Free Kick & Corner Kick Position – watching our referees on local games our positioning is across the map on our position for free kicks. As referees we don’t have to make up positioning ourselves. Watch our top referees and stand where they stand for attacking free kick and corner kick restarts. We have to keep good open angles and remain aware of 5 major elements: 1) wall/defenders 2) the runs made by attackers 3) where the ball is going to land 4) goal keeper 5) location of kick and encroachment. Geiger was always so well positioned to have great angles to watch the area where the ball was going to land, awareness and an angle to see the goalkeeper all while he remained peripherally aware of the free kick and encroachment.
Drop Zone – on keeper punts and kicks out of the back Geiger was always in position to have an open look through the 2 players going up to challenge for the ball. If we are not fit this is really tough to do. We have to get up field fast to recover your position to see “through” the challenge with a good open angle.
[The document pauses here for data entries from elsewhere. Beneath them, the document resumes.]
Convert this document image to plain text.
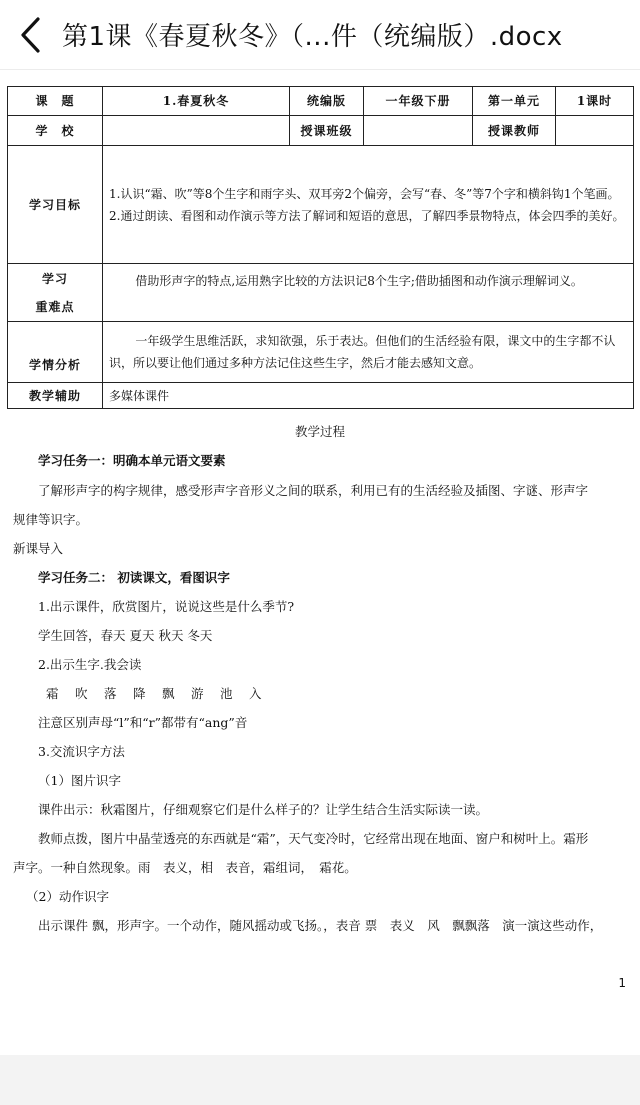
第1课《春夏秋冬》（...件（统编版）.docx
课　题	1.春夏秋冬	统编版	一年级下册	第一单元	1课时
学　校		授课班级		授课教师	
学习目标	1.认识“霜、吹”等8个生字和雨字头、双耳旁2个偏旁，会写“春、冬”等7个字和横斜钩1个笔画。
2.通过朗读、看图和动作演示等方法了解词和短语的意思，了解四季景物特点，体会四季的美好。				

学习
重难点	借助形声字的特点,运用熟字比较的方法识记8个生字;借助插图和动作演示理解词义。				
学情分析	一年级学生思维活跃，求知欲强，乐于表达。但他们的生活经验有限，课文中的生字都不认识，所以要让他们通过多种方法记住这些生字，然后才能去感知文意。				
教学辅助	多媒体课件				
教学过程
学习任务一：明确本单元语文要素
了解形声字的构字规律，感受形声字音形义之间的联系，利用已有的生活经验及插图、字谜、形声字
规律等识字。
新课导入
学习任务二： 初读课文，看图识字
1.出示课件，欣赏图片，说说这些是什么季节?
学生回答，春天 夏天 秋天 冬天
2.出示生字.我会读
霜　吹　落　降　飘　游　池　入
注意区别声母“l”和“r”都带有“ang”音
3.交流识字方法
（1）图片识字
课件出示：秋霜图片，仔细观察它们是什么样子的？让学生结合生活实际读一读。
教师点拨，图片中晶莹透亮的东西就是“霜”，天气变冷时，它经常出现在地面、窗户和树叶上。霜形
声字。一种自然现象。雨　表义，相　表音，霜组词，　霜花。
（2）动作识字
出示课件 飘，形声字。一个动作，随风摇动或飞扬。，表音 票　表义　风　飘飘落　演一演这些动作，
1
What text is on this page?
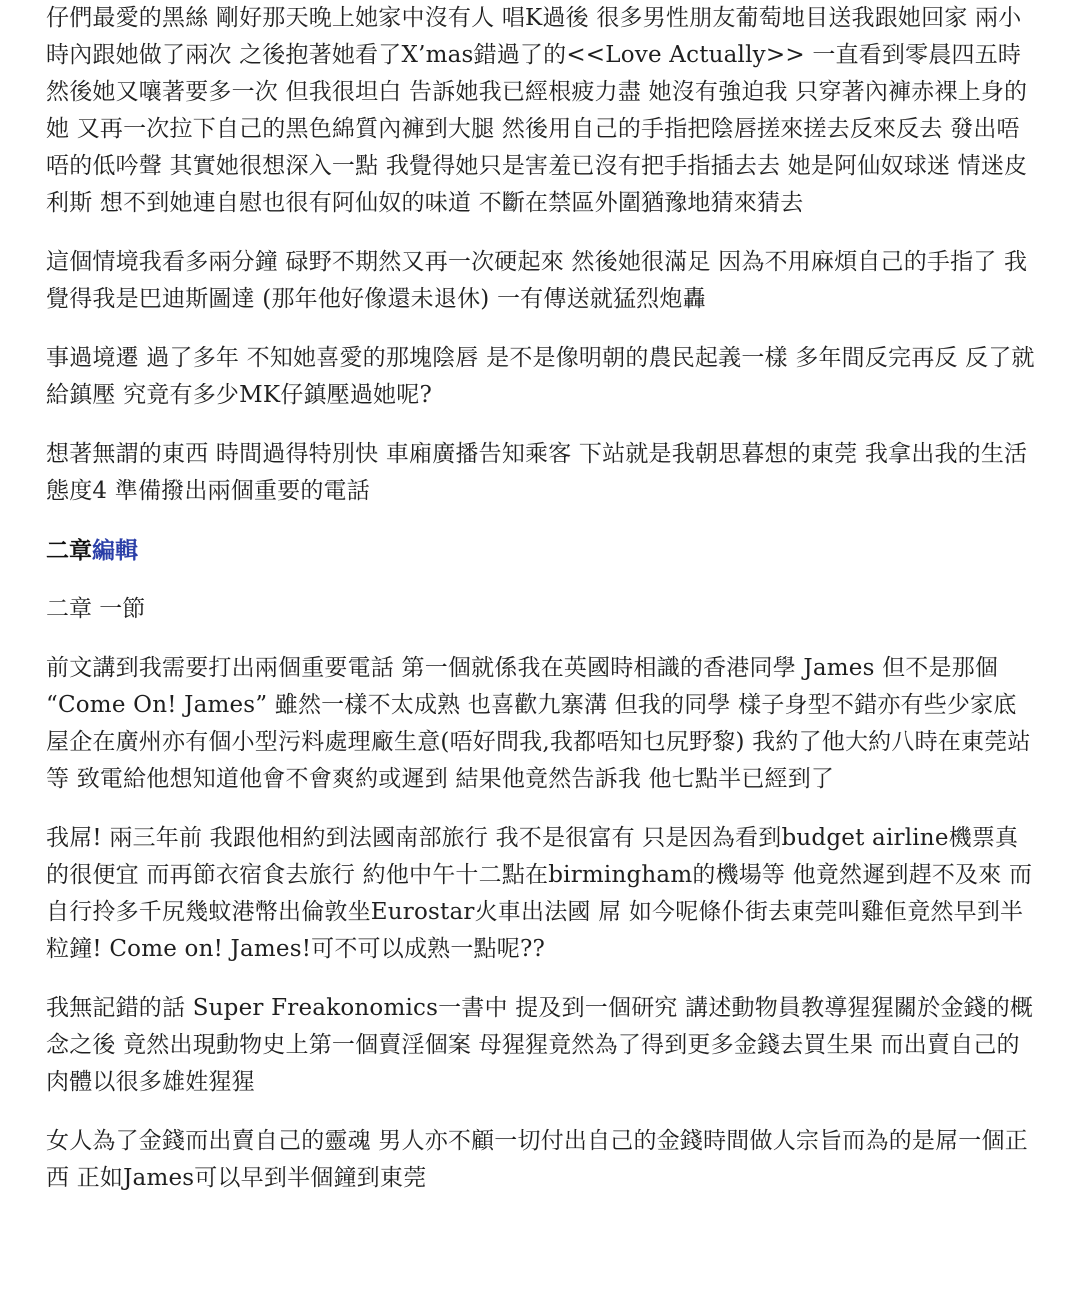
仔們最愛的黑絲 剛好那天晚上她家中沒有人 唱K過後 很多男性朋友葡萄地目送我跟她回家 兩小時內跟她做了兩次 之後抱著她看了X’mas錯過了的<<Love Actually>> 一直看到零晨四五時 然後她又嚷著要多一次 但我很坦白 告訴她我已經根疲力盡 她沒有強迫我 只穿著內褲赤裸上身的她 又再一次拉下自己的黑色綿質內褲到大腿 然後用自己的手指把陰唇搓來搓去反來反去 發出唔唔的低吟聲 其實她很想深入一點 我覺得她只是害羞已沒有把手指插去去 她是阿仙奴球迷 情迷皮利斯 想不到她連自慰也很有阿仙奴的味道 不斷在禁區外圍猶豫地猜來猜去

這個情境我看多兩分鐘 碌野不期然又再一次硬起來 然後她很滿足 因為不用麻煩自己的手指了 我覺得我是巴迪斯圖達 (那年他好像還未退休) 一有傳送就猛烈炮轟

事過境遷 過了多年 不知她喜愛的那塊陰唇 是不是像明朝的農民起義一樣 多年間反完再反 反了就給鎮壓 究竟有多少MK仔鎮壓過她呢?

想著無謂的東西 時間過得特別快 車廂廣播告知乘客 下站就是我朝思暮想的東莞 我拿出我的生活態度4 準備撥出兩個重要的電話

二章編輯

二章 一節

前文講到我需要打出兩個重要電話 第一個就係我在英國時相識的香港同學 James 但不是那個 “Come On! James” 雖然一樣不太成熟 也喜歡九寨溝 但我的同學 樣子身型不錯亦有些少家底 屋企在廣州亦有個小型污料處理廠生意(唔好問我,我都唔知乜尻野黎) 我約了他大約八時在東莞站等 致電給他想知道他會不會爽約或遲到 結果他竟然告訴我 他七點半已經到了

我屌! 兩三年前 我跟他相約到法國南部旅行 我不是很富有 只是因為看到budget airline機票真的很便宜 而再節衣宿食去旅行 約他中午十二點在birmingham的機場等 他竟然遲到趕不及來 而自行拎多千尻幾蚊港幣出倫敦坐Eurostar火車出法國 屌 如今呢條仆街去東莞叫雞佢竟然早到半粒鐘! Come on! James!可不可以成熟一點呢??

我無記錯的話 Super Freakonomics一書中 提及到一個研究 講述動物員教導猩猩關於金錢的概念之後 竟然出現動物史上第一個賣淫個案 母猩猩竟然為了得到更多金錢去買生果 而出賣自己的肉體以很多雄姓猩猩

女人為了金錢而出賣自己的靈魂 男人亦不顧一切付出自己的金錢時間做人宗旨而為的是屌一個正西 正如James可以早到半個鐘到東莞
Anticipation – Mark Geiger used his perception to read play so he could anticipate where the ball was going next. There were sequences that seemed like he knew before the players exactly where the ball was going next. In our games we can all do a better job of opening up our awareness to all 22 players and try reading their movements to anticipate where we have to position ourselves for the next play.
Congratulations to American FIFA Referee Mark Geiger for a most exceptional performance on the world’s stage!
Congratulations to our 26 WA referees heading to Presidents Cup Regionals in San Jose, CA and our 37 WA referees attending Far West Regionals in Albuquerque, New Mexico. For the 3rd consecutive year our state is sending the most referees to both of these prestigious officiating opportunities. Congratulations to all 63 of our WA referees!!!
The WIAA crowned champions in boys soccer for 2014 and they are:
3A Lakeside (Seattle)
2A Squalicum (Bellingham)
The following comes from Steve Locker of Second Nature Sports about how parents influence their kids participation in any youth sport.
Here is a very logical (and simple) explanation on how sports work. Kids play because they are having fun. Kids quit because they are not having fun. Which scenario are your comments/actions/behavior supporting? If we allow our children to simply have fun, they will keep playing. If they are destined to advance in a sport, they must become their own motivators. When this happens, they are the first ones to know when they made a mistake and when they did something really positive. They don’t need anyone to tell them. Our job as parents of young athletes is actually pretty easy when you follow this perspective.